Le théâtre d'Ermoupoli

par Jean-Michel LECOCQ, jeudi 5 janvier 2012, 00:10 · 

Ce théatre situé sur l'île de Syros ( Cyclades ) est le décor d'un chapitre de mon deuxième roman "Le Christ jaune". En voici un extrait : " Le théâtre d'Ermoupoli était une curiosité que signalaient volontiers les guides touristiques. C'était la réplique parfaite de la Scala de Milan et cette caractéristique avait fait son succès puisque des concertistes accouraient du monde entier pour jouer dans cette salle où, l'espace d'un soir, ils avaient la sensation d'être sur l'Olympe de la musique.

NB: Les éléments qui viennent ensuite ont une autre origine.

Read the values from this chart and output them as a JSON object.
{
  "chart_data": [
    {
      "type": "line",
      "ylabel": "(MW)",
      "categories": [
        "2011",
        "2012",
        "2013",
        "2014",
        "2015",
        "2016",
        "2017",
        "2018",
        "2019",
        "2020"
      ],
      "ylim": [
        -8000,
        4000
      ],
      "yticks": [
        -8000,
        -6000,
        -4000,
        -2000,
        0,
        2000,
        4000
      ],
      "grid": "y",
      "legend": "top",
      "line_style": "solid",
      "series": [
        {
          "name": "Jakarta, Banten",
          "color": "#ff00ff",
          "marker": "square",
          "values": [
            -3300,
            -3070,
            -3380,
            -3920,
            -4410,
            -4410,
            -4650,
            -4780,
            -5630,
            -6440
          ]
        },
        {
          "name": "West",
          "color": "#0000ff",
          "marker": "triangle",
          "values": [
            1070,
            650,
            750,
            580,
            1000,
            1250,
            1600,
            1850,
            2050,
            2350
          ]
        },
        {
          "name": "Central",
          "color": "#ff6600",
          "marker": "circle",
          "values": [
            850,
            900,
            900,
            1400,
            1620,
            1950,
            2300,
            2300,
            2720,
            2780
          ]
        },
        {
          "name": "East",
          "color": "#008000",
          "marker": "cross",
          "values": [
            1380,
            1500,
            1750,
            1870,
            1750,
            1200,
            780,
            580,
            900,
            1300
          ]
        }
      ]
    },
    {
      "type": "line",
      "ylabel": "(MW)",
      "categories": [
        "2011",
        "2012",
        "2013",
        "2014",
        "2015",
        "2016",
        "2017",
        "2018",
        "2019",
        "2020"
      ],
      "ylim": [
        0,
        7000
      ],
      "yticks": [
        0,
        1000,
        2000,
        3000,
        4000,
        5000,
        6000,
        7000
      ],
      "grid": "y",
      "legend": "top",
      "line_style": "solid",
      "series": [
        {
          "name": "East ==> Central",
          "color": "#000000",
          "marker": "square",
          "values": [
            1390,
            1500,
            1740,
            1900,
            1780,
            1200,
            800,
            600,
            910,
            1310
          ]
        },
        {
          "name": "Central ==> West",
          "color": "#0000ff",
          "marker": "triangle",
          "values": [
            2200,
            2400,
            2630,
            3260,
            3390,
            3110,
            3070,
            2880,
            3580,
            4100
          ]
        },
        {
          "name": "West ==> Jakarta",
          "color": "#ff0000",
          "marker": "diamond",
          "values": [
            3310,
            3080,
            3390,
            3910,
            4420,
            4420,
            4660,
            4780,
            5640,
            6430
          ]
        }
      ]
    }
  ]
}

A partir du printemps et jusqu'aux premiers jours de l'automne, les festivals se succédaient, attirant de tous les coins de l'Europe une foule de mélomanes aisés que l'exotisme des lieux et le prestige des affiches fascinaient, leur faisant dépenser des fortunes. Du hall, on pouvait accéder, par deux escaliers en forme d'arcs de cercle, aux trois étages dotés de galeries qui desservaient des rangées de loges capitonnées de velours rouge et meublées de cabriolets Louis XV. Le plafond de la salle était décoré en son centre d'une coupole circulaire contenant dans des médaillons les portraits de grands musiciens et ceux de quelques philosophes grecs. L'homme avec lequel François avait rendez-vous lui avait demandé de l'attendre dans une loge. Le galeriste avait opté pour une loge du troisième étage d'où il avait une vue plongeante sur la salle. Sa formation d'architecte lui permettait d'apprécier la splendeur de ce lieu unique, la souplesse des lignes et l'harmonie des formes, autant d'éléments au service de la musique et du chant et qui participaient à leur génie. Ce lieu portait en lui-même l'âme des spectacles qu'on y donnait. Rien ici ne pouvait être commun. Une répétition venait de commencer pour le festival de printemps. Un pianiste et une violoniste étaient montés sur la scène et accordaient leurs instruments. Puis, ils commencèrent à tirer les premiers accents d'un concerto de Tchaïkowsky. Un homme, assis au premier rang, qui devait être le mentor du violoniste, les interrompait régulièrement pour prodiguer ses conseils à son protégé, illustrant son propos par le mime. "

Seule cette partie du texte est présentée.